First the facts; a modern society like Sweden needs energy and lots of it! Our industry and work places require a steady source of electricity and our homes need heat in order for us to survive the brutal northern winters. Sweden uses about 600 TWh of energy per year to bounce along.
New types of energy
Producing this amount of energy is where things get interesting. Thirty years ago we had coal, oil, hydro and nuclear power and that was essentially it. Today there is a much broader spectrum of technologies; solar, wind, wave, liquid or gaseous biofuels and biomass. Every country has to develop their energy production sources based on their specific circumstances.

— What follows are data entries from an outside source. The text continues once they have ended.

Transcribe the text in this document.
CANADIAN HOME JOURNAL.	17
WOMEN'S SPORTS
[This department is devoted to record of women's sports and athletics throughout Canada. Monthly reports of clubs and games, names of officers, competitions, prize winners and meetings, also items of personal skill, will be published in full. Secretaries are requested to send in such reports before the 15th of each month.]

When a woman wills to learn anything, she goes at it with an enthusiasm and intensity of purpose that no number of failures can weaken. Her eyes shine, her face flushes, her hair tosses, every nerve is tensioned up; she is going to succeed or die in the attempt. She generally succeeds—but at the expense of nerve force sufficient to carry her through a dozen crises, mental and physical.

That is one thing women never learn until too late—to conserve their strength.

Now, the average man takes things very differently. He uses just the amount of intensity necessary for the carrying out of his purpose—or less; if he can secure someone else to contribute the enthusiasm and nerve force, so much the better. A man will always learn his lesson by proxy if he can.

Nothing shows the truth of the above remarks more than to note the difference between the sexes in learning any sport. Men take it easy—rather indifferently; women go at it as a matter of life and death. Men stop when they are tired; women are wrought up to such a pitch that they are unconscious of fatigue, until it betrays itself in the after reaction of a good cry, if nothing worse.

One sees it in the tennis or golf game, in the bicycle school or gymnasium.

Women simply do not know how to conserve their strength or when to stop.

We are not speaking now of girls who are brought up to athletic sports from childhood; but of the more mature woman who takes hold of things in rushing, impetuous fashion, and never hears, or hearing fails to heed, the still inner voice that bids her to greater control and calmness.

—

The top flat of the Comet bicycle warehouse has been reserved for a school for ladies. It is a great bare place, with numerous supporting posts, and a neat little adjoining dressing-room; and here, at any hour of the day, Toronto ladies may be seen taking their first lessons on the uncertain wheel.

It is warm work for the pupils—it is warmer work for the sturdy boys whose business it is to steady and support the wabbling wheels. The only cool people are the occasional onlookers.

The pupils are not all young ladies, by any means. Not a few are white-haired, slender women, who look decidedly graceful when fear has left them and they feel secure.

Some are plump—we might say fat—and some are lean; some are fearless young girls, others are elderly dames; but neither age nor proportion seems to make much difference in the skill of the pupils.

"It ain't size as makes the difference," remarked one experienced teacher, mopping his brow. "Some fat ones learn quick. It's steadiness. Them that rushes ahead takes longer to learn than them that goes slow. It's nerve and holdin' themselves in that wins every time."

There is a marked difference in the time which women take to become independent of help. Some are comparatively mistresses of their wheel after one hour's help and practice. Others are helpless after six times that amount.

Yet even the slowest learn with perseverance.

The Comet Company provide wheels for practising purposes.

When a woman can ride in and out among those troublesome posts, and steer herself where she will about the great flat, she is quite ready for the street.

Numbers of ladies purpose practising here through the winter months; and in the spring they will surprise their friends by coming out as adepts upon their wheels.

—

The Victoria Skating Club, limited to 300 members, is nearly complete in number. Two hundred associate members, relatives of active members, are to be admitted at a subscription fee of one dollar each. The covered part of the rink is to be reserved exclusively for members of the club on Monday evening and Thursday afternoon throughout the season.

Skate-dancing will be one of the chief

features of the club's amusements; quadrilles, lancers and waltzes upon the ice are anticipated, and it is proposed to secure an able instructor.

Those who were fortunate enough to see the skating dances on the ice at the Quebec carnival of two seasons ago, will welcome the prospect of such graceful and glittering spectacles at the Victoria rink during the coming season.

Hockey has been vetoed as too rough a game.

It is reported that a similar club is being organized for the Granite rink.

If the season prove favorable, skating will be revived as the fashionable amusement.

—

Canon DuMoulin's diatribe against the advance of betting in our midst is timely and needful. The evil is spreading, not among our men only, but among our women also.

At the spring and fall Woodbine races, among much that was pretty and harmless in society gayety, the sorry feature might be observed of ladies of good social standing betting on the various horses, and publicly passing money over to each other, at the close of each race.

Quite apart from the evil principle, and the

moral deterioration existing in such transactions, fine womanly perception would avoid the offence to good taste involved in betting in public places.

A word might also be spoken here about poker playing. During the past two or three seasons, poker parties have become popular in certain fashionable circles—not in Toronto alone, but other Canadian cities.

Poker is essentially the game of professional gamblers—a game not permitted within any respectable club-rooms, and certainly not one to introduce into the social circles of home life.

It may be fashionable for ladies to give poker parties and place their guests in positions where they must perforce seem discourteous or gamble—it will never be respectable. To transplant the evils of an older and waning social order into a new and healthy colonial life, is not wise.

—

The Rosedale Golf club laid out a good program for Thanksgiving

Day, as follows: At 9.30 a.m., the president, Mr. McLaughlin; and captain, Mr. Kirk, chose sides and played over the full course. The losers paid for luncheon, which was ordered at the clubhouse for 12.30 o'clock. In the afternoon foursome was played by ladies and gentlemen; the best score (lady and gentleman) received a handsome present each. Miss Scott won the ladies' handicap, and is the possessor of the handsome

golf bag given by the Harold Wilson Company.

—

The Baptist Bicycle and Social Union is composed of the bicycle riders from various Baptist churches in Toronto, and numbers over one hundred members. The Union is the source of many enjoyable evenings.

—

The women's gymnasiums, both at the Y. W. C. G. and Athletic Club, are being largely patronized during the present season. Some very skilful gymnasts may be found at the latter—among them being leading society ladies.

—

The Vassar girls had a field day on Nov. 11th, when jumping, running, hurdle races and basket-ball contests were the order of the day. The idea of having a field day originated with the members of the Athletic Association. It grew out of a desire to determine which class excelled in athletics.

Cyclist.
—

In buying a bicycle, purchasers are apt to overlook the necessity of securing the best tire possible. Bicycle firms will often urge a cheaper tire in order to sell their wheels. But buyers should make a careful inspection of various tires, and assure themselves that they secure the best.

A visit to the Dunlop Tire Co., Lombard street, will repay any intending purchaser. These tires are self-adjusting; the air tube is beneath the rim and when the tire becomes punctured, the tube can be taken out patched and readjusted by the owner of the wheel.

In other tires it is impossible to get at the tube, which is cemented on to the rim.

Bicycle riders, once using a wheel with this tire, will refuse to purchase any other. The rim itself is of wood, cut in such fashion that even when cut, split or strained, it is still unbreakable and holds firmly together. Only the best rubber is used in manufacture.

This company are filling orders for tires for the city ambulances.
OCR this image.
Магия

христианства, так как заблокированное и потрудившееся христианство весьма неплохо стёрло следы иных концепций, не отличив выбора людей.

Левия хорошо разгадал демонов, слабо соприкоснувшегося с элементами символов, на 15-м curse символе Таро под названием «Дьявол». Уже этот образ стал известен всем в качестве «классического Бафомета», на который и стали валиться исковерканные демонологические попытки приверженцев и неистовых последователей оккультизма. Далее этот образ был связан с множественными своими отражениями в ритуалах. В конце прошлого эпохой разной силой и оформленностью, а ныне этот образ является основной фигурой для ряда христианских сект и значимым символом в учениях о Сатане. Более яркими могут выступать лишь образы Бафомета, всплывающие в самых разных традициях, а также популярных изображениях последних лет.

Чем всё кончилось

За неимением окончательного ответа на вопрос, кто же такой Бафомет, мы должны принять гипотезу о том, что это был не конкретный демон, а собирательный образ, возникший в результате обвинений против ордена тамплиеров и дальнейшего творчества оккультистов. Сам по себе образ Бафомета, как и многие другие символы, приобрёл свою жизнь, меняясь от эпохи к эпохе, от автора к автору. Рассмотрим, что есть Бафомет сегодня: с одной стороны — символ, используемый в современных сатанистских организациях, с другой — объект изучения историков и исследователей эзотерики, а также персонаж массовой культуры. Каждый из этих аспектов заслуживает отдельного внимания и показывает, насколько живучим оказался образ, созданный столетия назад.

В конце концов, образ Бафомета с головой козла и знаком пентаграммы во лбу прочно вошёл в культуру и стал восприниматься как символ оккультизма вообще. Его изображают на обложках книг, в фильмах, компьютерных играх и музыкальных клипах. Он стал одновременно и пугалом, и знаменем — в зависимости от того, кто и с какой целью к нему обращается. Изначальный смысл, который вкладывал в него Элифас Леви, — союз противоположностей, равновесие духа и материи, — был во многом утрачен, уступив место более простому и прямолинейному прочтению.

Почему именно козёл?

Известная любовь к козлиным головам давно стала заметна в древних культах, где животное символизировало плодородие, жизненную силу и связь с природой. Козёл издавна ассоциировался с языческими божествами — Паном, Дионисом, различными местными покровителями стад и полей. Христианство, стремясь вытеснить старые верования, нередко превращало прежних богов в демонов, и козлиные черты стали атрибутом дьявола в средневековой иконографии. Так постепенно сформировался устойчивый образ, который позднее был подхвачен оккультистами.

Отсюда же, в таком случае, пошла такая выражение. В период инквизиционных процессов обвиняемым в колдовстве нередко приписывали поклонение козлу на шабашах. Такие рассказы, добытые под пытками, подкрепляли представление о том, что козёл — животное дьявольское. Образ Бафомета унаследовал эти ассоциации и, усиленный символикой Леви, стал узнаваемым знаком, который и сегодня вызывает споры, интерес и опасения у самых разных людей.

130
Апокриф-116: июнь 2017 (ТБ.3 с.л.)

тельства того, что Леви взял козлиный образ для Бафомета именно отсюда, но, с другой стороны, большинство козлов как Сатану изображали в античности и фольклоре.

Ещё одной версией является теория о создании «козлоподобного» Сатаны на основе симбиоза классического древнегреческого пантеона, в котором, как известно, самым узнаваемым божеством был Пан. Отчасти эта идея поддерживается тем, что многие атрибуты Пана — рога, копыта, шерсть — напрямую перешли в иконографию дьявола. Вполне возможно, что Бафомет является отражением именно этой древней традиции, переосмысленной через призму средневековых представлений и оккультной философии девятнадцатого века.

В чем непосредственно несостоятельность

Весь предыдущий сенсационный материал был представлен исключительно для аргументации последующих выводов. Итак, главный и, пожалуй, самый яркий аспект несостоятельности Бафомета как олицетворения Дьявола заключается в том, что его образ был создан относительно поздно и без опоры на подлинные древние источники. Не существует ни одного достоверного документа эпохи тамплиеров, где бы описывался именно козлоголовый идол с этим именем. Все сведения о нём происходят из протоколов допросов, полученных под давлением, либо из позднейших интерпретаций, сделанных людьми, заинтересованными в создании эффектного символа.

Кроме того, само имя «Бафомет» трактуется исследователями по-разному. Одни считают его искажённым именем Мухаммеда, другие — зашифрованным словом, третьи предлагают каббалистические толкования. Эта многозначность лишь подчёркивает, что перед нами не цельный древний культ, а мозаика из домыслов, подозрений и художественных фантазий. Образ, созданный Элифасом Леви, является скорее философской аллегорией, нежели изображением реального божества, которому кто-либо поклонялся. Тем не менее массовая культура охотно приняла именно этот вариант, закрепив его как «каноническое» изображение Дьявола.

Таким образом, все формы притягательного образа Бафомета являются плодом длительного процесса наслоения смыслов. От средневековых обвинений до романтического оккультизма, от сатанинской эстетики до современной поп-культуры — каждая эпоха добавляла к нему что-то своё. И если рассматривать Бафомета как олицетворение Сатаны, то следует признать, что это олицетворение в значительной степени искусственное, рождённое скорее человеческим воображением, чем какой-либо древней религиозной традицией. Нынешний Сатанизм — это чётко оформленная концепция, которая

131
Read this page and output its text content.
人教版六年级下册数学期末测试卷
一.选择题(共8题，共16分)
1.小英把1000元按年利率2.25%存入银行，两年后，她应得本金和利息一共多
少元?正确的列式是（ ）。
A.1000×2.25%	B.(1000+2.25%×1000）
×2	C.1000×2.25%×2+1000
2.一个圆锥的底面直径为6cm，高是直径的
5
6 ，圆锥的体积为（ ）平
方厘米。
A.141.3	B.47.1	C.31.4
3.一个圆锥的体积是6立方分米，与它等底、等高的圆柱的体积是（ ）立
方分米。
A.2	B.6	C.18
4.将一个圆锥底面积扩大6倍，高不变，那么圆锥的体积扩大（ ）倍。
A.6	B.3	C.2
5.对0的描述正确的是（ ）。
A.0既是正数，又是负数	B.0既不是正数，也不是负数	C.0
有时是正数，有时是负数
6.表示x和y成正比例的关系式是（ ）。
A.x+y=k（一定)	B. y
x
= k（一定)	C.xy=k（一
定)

And Sweden is doing especially well.
A little over half (51 %) of our energy production in 2012 came from renewable energy sources. That puts us in third place amongst European countries (only Norway and Iceland have us beat). And half of that is from biomass. This means that we produce more energy from renewable biomass than from hydro power, wind power, biogas, and solar power combined. Yep, a whopping 140 TWh is produced from the stuff forests are made of. And it’s even better than that; it’s not really from the trees themselves (which we use for pulp and planks) but the forest residue! A quarter of our total energy supply comes from stuff no one really wants – twigs and tree tops.
Jump in an airplane and take a flight over almost any part of Sweden and you’ll notice something interesting – it’s basically all forest. We chop down huge amounts every year to feed our pulp and paper industry and to build our houses, but the stuff just keeps on growing. There is an almost infinite supply of biomass in this country; trees that consume CO2 growing up and emits it when burned. It’s almost a no-brainer to deduce that energy from renewable climate-neutral biomass is a very attractive proposition for a country like ours.
Sweden at the head of the class
And the government and the EU believes that same thing. In fact, a recent report from EU’s Code 2 program gave Sweden a 15 star rating (out of 15 possible) for it’s bio-fuel CHP (combined heat and power) energy future. They even estimate that almost 80 % of our energy needs in 2030 will come from renewable biomass. Pretty impressive numbers!
What does this mean in terms of generating all this energy? Well, we should expect a large increase in medium- and large clean efficient biomass power plants in the future. These plants will typically be located close to their fuel supplies and provide both electricity and heat (usually feed into a district heating grid). In fact, one of these hyper-modern plants is currently being built right in the city of Stockholm. The new Värtaverket, owned by the energy company Fortum, is expected to go on-line in 2019 and produce electricity and heat to about 190.000 apartments. Modern CHP (combined heat and power) plants like Värtaverket are wonderfully efficient with energy yields of up 80 – 90 percent. A pre-requisite for these high yields is that you can use the heat produced by the plant after you’ve generated the electricity you need. Traditionally this was a waste problem but closed district heating grids has turned this superfluous heat into an asset.
Every tree is different
Solid forest biomass fuel really only has one downside, it’s a residue from other industrial processes. As such, it consists of all sorts of organic material; branches, tree tops, twigs and the odd pine cone. All from different trees with different energy content and various amounts of moisture. It’s essentially an heterogeneous mess with wildly fluctuating physical properties – not so good if you’re running a high-efficiency state-of-the-art CHP power plant.
But this is where we come in. Our qDXA technology is able to analyse all sorts of organic material. We can measure the moisture content, the bulk density, the mass flow, and even the energy content. All in real-time as the biomass fuel flows by on the conveyor belt. Feed this information directly into the CHP power plant control system and suddenly you’ve moved from the tricky business of burning fuel with largely unknown properties to something more manageable. And for a company focused on improving organic industrial processes – that’s all we can wish for!